The Metropolitan King County Council recently secured funding to replace the wooden pipes with larger concrete segments. The new 85-inch pipes will help ease the combined sewer overflows, which are overflows of stormwater and wastewater that occur during heavy rains in older parts of Seattle. “The County was able to use our strong credit rating to secure a low rate loan that will allow the Ballard Siphon to be upgraded while saving money for ratepayers, creating jobs, reducing sewer overflows, and improving water quality,” said Councilmember Larry Phillips, who represents Ballard on the County Council. “This really is a win-win for people living in the Ballard area and for the entire county.” The $20-million, 20 year loan with a 2.8 percent interest is with the Washington State Department of Ecology. According to a release sent out by King County, this loan It will save the County an estimated $26.9 million in interest compared to conventional bond financing.
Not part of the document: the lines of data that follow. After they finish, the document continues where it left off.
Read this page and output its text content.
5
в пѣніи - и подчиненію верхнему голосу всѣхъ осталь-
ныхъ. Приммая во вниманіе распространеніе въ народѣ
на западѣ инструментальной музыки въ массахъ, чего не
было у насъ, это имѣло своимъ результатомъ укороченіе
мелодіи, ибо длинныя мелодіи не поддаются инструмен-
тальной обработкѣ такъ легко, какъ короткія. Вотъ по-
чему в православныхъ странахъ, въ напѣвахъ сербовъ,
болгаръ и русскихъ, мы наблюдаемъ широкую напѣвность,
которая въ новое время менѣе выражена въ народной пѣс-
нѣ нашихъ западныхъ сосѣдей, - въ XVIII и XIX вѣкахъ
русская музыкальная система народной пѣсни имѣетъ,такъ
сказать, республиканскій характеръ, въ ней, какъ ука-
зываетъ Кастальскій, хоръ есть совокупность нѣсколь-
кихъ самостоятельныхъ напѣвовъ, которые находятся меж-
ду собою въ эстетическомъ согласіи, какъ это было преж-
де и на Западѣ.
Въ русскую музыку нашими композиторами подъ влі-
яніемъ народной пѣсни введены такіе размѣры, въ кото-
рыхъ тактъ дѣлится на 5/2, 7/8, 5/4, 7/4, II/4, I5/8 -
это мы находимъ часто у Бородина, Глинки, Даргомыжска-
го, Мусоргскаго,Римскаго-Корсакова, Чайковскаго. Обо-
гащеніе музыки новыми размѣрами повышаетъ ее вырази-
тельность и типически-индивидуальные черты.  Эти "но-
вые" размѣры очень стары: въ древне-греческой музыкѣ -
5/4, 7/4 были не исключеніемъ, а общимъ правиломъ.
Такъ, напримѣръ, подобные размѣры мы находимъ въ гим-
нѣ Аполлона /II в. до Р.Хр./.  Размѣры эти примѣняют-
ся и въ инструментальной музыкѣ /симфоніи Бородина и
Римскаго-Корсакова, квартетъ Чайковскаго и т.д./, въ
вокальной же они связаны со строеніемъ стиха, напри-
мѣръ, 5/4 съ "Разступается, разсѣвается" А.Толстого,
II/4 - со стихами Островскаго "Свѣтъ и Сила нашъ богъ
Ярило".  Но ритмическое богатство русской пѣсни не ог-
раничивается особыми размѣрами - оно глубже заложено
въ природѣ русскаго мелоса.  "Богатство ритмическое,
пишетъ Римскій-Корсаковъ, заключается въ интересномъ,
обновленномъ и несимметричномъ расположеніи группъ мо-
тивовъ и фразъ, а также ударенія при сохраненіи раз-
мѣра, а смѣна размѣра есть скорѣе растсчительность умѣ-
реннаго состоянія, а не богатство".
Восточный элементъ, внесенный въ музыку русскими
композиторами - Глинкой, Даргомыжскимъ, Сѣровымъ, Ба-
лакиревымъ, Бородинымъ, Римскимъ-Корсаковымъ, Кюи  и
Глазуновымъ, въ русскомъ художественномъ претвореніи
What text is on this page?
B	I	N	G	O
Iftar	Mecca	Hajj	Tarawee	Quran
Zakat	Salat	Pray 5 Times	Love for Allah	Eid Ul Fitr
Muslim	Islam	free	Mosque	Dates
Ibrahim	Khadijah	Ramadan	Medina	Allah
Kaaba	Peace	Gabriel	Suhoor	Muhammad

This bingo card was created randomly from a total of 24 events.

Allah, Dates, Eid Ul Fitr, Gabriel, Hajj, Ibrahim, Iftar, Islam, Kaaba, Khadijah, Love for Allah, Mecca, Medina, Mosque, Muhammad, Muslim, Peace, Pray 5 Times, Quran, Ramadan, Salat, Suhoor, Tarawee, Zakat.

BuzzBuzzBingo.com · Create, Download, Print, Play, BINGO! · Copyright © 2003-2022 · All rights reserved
Kolb-Nelson tells us that they are currently looking for a contractor for the project and once started, the project will take two-and-a-half to three years. There will be two portals – one in Ballard, one in Magnolia. “People should expect impacts during construction – noise, dust, the presence of heavy equipment and possible traffic impacts,” Kolb-Nelson says. “King County will work with the public and the contractor to take reasonable steps to minimize impacts where we can.” The county will appoint a community relations contact if citizens have questions or concerns.
Construction on the Ballard Siphon project is expected to begin later this year. (Old photo courtesy Seattle Municipal Archives.)